During her last hours the victim sacrificed at the Xalaquia wore a ritual dress made from the fibres of the aloe, and with this garment the maize-god Centeotl was clothed. Robed in this he temporarily represented the earth-goddess, so that he might receive her sacrifice. The blood of victims was offered up to him in a vessel decorated with that brilliant and artistic feather-work which excited such admiration in the breasts of the connoisseurs and æsthetes of the Europe of the sixteenth century. Upon partaking of this blood-offering the deity emitted a groan so intense and terrifying that it has been left on record that such Spaniards as were present became panic-stricken.
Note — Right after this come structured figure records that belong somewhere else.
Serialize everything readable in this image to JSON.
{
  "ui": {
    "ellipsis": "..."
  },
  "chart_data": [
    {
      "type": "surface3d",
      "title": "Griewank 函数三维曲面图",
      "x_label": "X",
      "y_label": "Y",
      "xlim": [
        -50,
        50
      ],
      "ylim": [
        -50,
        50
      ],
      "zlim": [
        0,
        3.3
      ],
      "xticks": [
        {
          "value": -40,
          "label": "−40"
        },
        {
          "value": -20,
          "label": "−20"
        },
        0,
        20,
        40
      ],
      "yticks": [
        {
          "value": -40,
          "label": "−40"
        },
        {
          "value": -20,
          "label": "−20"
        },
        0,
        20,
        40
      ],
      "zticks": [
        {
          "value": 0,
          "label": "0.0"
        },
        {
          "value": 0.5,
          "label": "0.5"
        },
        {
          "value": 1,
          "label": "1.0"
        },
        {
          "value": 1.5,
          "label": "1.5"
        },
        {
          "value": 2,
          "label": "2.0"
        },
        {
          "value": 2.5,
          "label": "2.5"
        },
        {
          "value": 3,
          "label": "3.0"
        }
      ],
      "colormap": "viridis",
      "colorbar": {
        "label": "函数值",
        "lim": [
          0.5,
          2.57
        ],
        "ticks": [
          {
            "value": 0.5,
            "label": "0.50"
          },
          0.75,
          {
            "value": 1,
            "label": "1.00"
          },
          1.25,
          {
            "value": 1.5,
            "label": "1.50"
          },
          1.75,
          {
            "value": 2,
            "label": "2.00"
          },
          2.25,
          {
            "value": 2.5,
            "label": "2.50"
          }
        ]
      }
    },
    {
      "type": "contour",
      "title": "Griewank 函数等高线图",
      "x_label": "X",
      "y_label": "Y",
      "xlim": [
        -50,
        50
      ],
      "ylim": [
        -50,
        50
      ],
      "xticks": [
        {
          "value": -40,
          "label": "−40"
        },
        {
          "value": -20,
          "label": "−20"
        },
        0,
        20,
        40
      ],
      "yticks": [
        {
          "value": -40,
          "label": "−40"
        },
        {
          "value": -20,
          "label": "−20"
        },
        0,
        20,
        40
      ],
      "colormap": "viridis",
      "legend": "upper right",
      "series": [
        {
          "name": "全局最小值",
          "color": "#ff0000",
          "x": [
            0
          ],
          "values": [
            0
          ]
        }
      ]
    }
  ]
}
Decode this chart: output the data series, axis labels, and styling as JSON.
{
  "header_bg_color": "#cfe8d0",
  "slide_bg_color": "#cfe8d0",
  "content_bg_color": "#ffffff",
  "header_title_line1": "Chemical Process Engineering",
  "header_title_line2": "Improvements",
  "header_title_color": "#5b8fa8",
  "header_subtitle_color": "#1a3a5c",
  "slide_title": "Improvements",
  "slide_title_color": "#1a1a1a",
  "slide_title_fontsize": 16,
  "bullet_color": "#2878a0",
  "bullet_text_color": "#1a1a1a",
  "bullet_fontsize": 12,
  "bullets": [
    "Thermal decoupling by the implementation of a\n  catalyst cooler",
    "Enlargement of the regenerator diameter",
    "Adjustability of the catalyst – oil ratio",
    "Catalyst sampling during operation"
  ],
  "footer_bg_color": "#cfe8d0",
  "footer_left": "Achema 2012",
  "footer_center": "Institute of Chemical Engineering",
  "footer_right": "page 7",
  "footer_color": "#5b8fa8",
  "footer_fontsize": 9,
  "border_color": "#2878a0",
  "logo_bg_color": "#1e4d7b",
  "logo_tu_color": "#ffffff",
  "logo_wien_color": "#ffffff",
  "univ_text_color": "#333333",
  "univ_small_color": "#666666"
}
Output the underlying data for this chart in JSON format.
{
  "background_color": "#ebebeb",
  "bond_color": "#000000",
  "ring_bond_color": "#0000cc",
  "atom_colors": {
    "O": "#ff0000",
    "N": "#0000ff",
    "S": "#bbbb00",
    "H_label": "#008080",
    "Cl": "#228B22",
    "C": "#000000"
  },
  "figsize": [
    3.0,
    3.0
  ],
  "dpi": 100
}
This ceremony was followed by another, the nitiçapoloa (tasting of the soil), which consisted in raising a little earth on one finger to the mouth and eating it.

As has been said, Centeotl the son has been confounded with Centeotl the mother, who is in reality the earth-mother Teteoinnan. Each of these deities had a teopan (temple) of his or her own, but they were closely allied as parent and child. But of the two, Centeotl the son was the more important. On the death of the sacrificed victim her skin was conveyed to the temple of Centeotl the son, and worn there in the succeeding ritual by the officiating priests. This gruesome dress is frequently depicted in the Aztec pinturas, where the skin of the hands, and in some instances the feet, of the victims can be seen dangling from the wrists and ankles of the priest.

Importance of the Food-Gods

To the Mexicans the deities of most importance to the community as a whole were undoubtedly the food-gods. In their emergence from the hunting to the agricultural state of life, when they began to exist almost solely upon the fruits of the earth, the Mexicans were quick to recognise that the old deities of the chase, such as Mixcoatl, could not now avail them or succour them in the same manner as the guardians of the crops and fertilisers of the soil. Gradually we see these gods, then, advance in power and influence until at the time of the Spanish invasion we find them paramount. Even the terrible war-god himself had an agricultural significance, as we have pointed out. A distinct bargain with the food-gods can be clearly traced, and is none the less obvious because it was never written or codified. The covenant was as binding to the native mind as any made betwixt god and man in ancient Palestine, and included mutual assistance as well as provision for mere alimentary supply. In no mythology is the understanding between god and man so clearly defined as in the Nahuan, and in none is its operation better exemplified.